3.1.1
https://codesandbox.io/s/vue-template-2tpsf
For an exception to be thrown.
An exception is not thrown, instead a console.error is logged, and only if we're not running in production. If we're running in production, literally nothing happens:
if (process.env.NODE_ENV !== 'production') {
console.error(("[vuex] unknown mutation type: " type));
}
In the sandbox link above, you can see there is no exception is caught because AN ERROR WAS CAUGHT! should appear in the console log, but it doesn't, per:
try {
commit("fo/bar");
} catch (e) {
console.error("AN ERROR WAS CAUGHT!", e);
}
Our error handling code cannot function correctly if no exception is thrown (as it should be, in this case).
This check is meant to be notice the developers that there is a mistake on their code (which is assertion) and only available in development env. Also we strip out it on production env to reduce the file size.
You should not rely on the behavior when you implement your app logic.

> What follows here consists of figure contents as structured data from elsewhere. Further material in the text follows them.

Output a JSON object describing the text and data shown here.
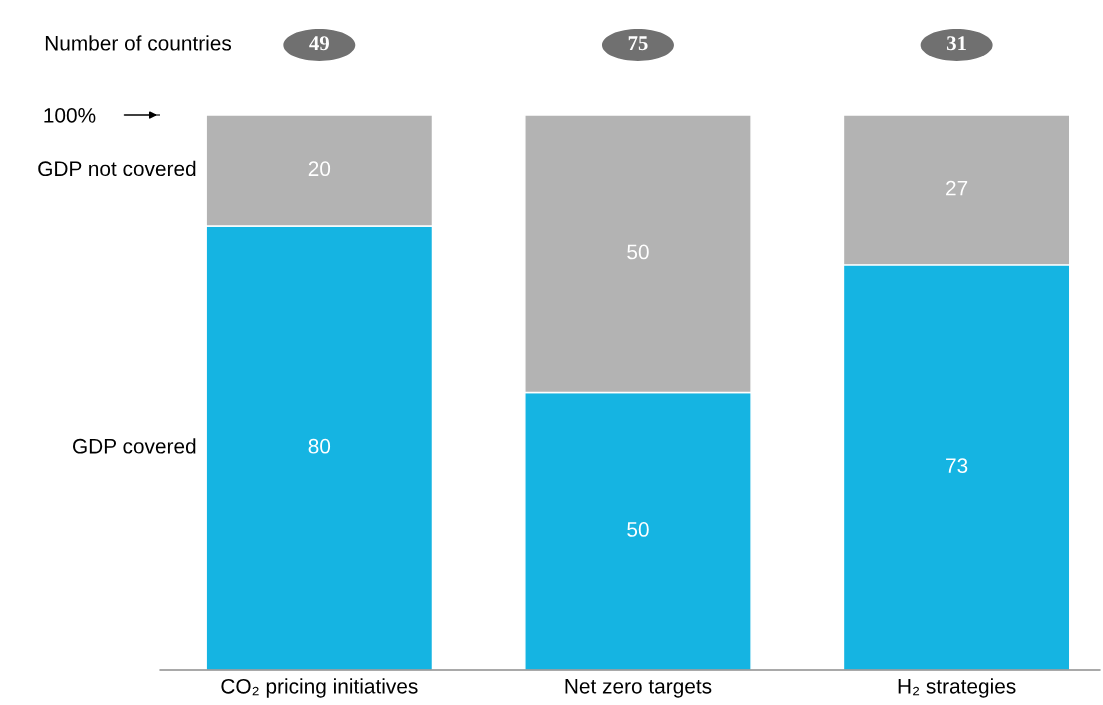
{
  "chart_data": {
    "type": "bar",
    "stacked": true,
    "categories": [
      "CO₂ pricing initiatives",
      "Net zero targets",
      "H₂ strategies"
    ],
    "series": [
      {
        "name": "GDP covered",
        "color": "#15b4e2",
        "values": [
          80,
          50,
          73
        ]
      },
      {
        "name": "GDP not covered",
        "color": "#b3b3b3",
        "values": [
          20,
          50,
          27
        ]
      }
    ],
    "ylim": [
      0,
      100
    ],
    "yticks": [
      {
        "value": 100,
        "label": "100%"
      }
    ],
    "data_labels": true,
    "annotations": [
      "Number of countries",
      "49",
      "75",
      "31"
    ]
  }
}
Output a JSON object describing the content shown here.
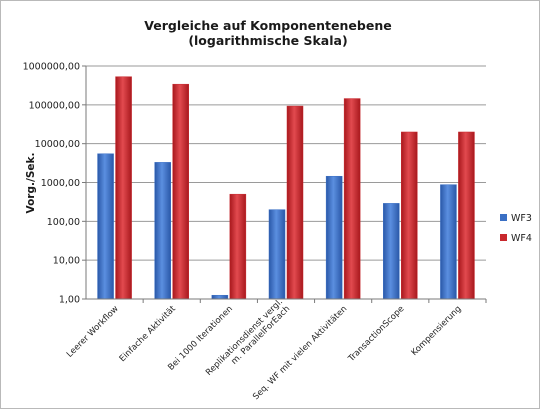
{
  "chart_data": {
    "type": "bar",
    "title": "Vergleiche auf Komponentenebene",
    "subtitle": "(logarithmische Skala)",
    "ylabel": "Vorg./Sek.",
    "xlabel": "",
    "yscale": "log",
    "ylim": [
      1,
      1000000
    ],
    "yticks": [
      "1,00",
      "10,00",
      "100,00",
      "1000,00",
      "10000,00",
      "100000,00",
      "1000000,00"
    ],
    "grid": true,
    "legend_position": "right",
    "categories": [
      "Leerer Workflow",
      "Einfache Aktivität",
      "Bei 1000 Iterationen",
      [
        "Replikationsdienst vergl.",
        "m. ParallelForEach"
      ],
      "Seq. WF mit vielen Aktivitäten",
      "TransactionScope",
      "Kompensierung"
    ],
    "series": [
      {
        "name": "WF3",
        "color": "#3a6fc4",
        "values": [
          5500,
          3300,
          1.25,
          200,
          1450,
          290,
          880
        ]
      },
      {
        "name": "WF4",
        "color": "#c8282d",
        "values": [
          530000,
          340000,
          500,
          93000,
          145000,
          20000,
          20000
        ]
      }
    ]
  }
}
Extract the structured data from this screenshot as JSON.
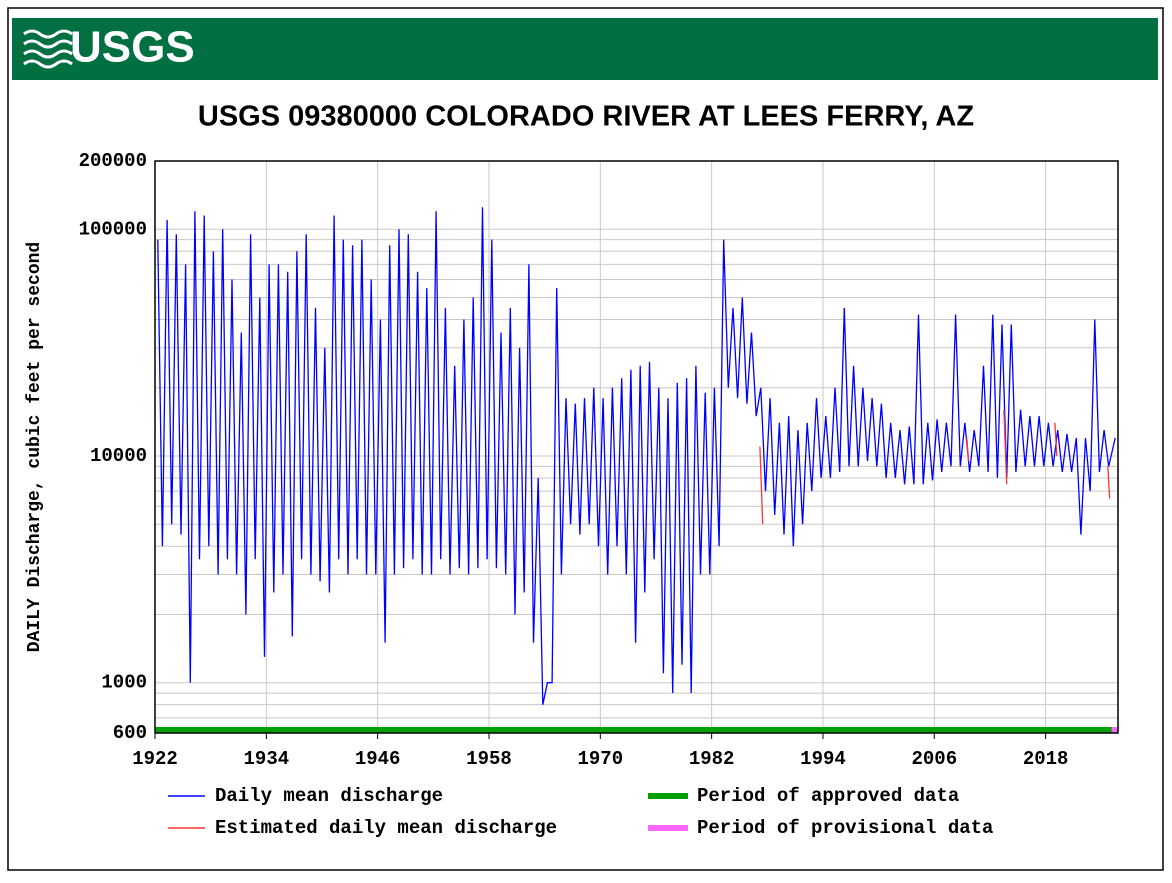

Can this issue be reopened? It's causing serious problems for us. Sometimes the error happens for some users, and sometimes it doesn't. Without being able to catch this there is no way for us to handle this (EDIT: without manually checking store._mutations, which I assume is internal API that shouldn't be touched, but this hack is what we're forced to resort to...)
I also think this should throw an error.
The console message could be easily missed during development, and if code goes to production it will fail silently, making it very hard to debug issues.
Is there ever a valid case for having a dispatch or commit refer to an action that doesn't exist? Otherwise, why not throw an error??